Eine Woche später, am Abend des 19. Mai sowie am darauffolgenden Tag, feiert die jüdische Welt den hohen Feiertag SCHAVUOT. Die Juden erhielten am Berg Sinai von G – tt die Thora.
Traditionell wird die Nacht an Schavuot durchgelernt und gerade in Jerusalem finden sich Hunderte Lernprogramme. Mehrheitlich auf Hebräisch, aber auch auf Englisch, Spanisch und Französisch.
Morgens gegen 4.00 Uhr zieht es Hunderttausende Juden zur Klagemauer, wo das Morgengebet Schacharit gebetet wird. Nicht alle gemeinsam, sondern jeder mit seiner kleinen Minyan (mindestens 10 jüdische Männer). Ferner werden an Schavuot traditionell Milchspeisen gegessen: Lasagne, Aufläufe, Joghurt oder Käse.
Der 20. Mai 2018 ist in Israel ein offizieller Feiertag, da Schavuot ist.

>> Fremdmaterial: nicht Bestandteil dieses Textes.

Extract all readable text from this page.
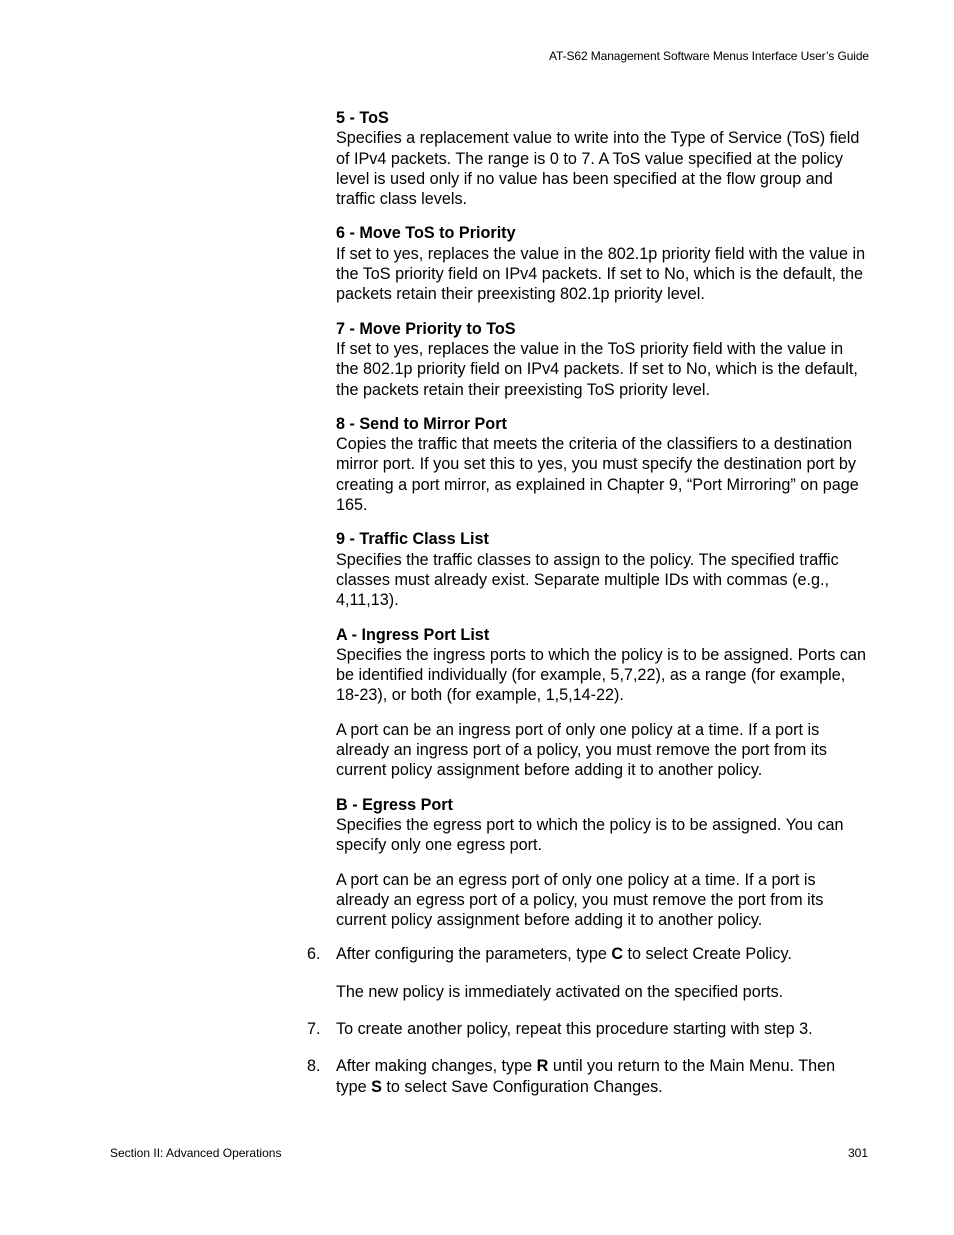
AT-S62 Management Software Menus Interface User’s Guide
5 - ToS

Specifies a replacement value to write into the Type of Service (ToS) field of IPv4 packets. The range is 0 to 7. A ToS value specified at the policy level is used only if no value has been specified at the flow group and traffic class levels.

6 - Move ToS to Priority

If set to yes, replaces the value in the 802.1p priority field with the value in the ToS priority field on IPv4 packets. If set to No, which is the default, the packets retain their preexisting 802.1p priority level.

7 - Move Priority to ToS

If set to yes, replaces the value in the ToS priority field with the value in the 802.1p priority field on IPv4 packets. If set to No, which is the default, the packets retain their preexisting ToS priority level.

8 - Send to Mirror Port

Copies the traffic that meets the criteria of the classifiers to a destination mirror port. If you set this to yes, you must specify the destination port by creating a port mirror, as explained in Chapter 9, “Port Mirroring” on page 165.

9 - Traffic Class List

Specifies the traffic classes to assign to the policy. The specified traffic classes must already exist. Separate multiple IDs with commas (e.g., 4,11,13).

A - Ingress Port List

Specifies the ingress ports to which the policy is to be assigned. Ports can be identified individually (for example, 5,7,22), as a range (for example, 18-23), or both (for example, 1,5,14-22).

A port can be an ingress port of only one policy at a time. If a port is already an ingress port of a policy, you must remove the port from its current policy assignment before adding it to another policy.

B - Egress Port

Specifies the egress port to which the policy is to be assigned. You can specify only one egress port.

A port can be an egress port of only one policy at a time. If a port is already an egress port of a policy, you must remove the port from its current policy assignment before adding it to another policy.

6. After configuring the parameters, type C to select Create Policy.

The new policy is immediately activated on the specified ports.

7. To create another policy, repeat this procedure starting with step 3.
8. After making changes, type R until you return to the Main Menu. Then type S to select Save Configuration Changes.
Section II: Advanced Operations	301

Bedeutet, dass von Freitagnachmittag bis Sonntagabend alles geschlossen bleibt und keine Busse fahren.
Ich werde im Mai wieder meinen Mietvertrag verlängern, denn in Israel werden Mietverträge gewöhnlich für ein Jahr abgeschlossen. Danach wird entweder verlängert oder umgezogen. Mit meinen sechs Jahren in dieser Wohnung bin ich, für israelische Verhältnisse, schon ziemlich lange in einer Wohnung.
Die Mieten gehen normalerweise hier nicht einfach vom Konto ab, sondern man händigt bei Vertragsabschluss dem Vermieter zwölf ausgefüllte und unterschriebene Schecks aus. Der Vermieter löst dann jeden Monat einen Scheck ein.